Après le colloque du 7 mai organisé par le Comité Laïcité République, et pour rendre hommage à Jean Jaurès que les participants ont pu voir à la tribune de l’Assemblée Nationale sur un magnifique tableau daté de 1907, on peut relire avec intérêt son discours de Castres du 30 juillet 1904, publié dans l’Humanité et intitulé « L’enseignement laïque » où il affirme que démocratie et laïcité sont deux termes identiques. Il y rappelait alors, et ce n’est pas Henri Pena-Ruiz qui le contredira, que :
« Dans aucun des actes de la vie civile, politique ou sociale, la démocratie ne fait intervenir, légalement, la question religieuse. Elle respecte, elle assure l’entière et nécessaire liberté de toutes les consciences, de toutes les croyances, de tous les cultes, mais elle ne fait d’aucun dogme la règle et le fondement de la vie sociale ».
« Mais, de même qu’elle a constitué sur des bases laïques l’état civil, le mariage, la propriété, la souveraineté politique, c’est sur des bases laïques que la démocratie doit constituer l’éducation ».

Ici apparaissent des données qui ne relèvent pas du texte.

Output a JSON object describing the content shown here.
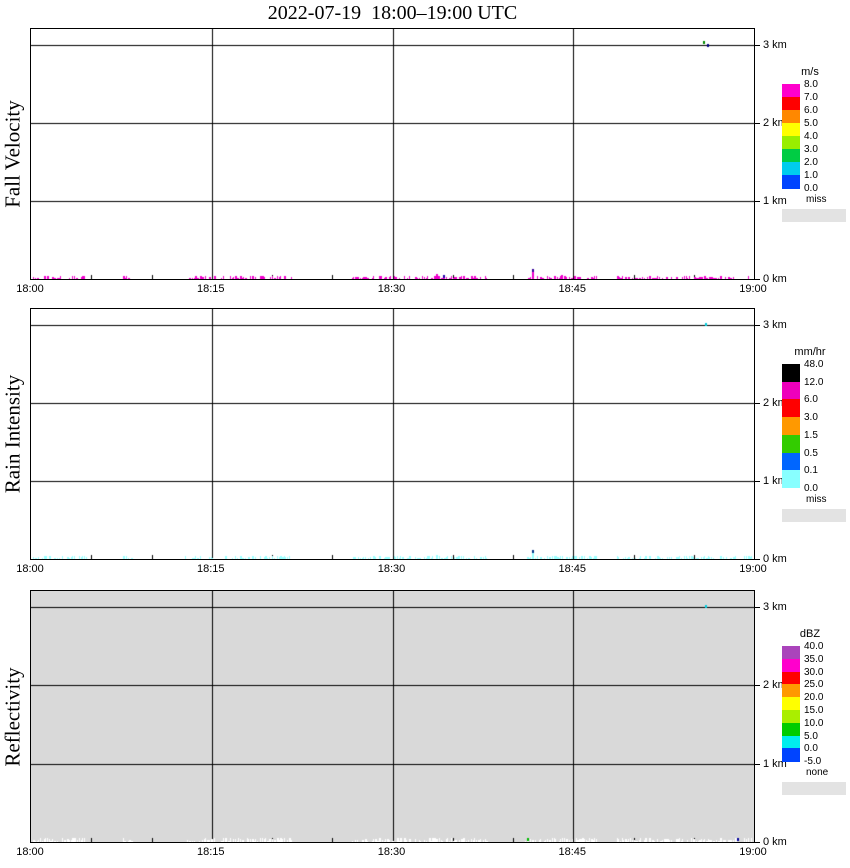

Luc Chatel a eu le courage de se prononcer et d’émettre un avis contraire à ceux de la HALDE et de Xavier Darcos. Dans les écoles, les uns s’appuient sur l’ancien ministre et d’autres sur le ministre actuel.
Je forme le vœu, qu’enfin, un consensus national et républicain, dépassant les clivages politiques, et avec l’assentiment des autorités religieuses, puisse permettre de régler une fois pour toutes, par un texte réglementaire, les conditions de la participation de parents aux sorties scolaires. Il faut garantir la neutralité dûe non seulement aux élèves mais aussi aux parents qui confient leurs enfants à l’école de la République.
Dans la mesure de nos moyens, nous devons tous nous efforcer d’y contribuer.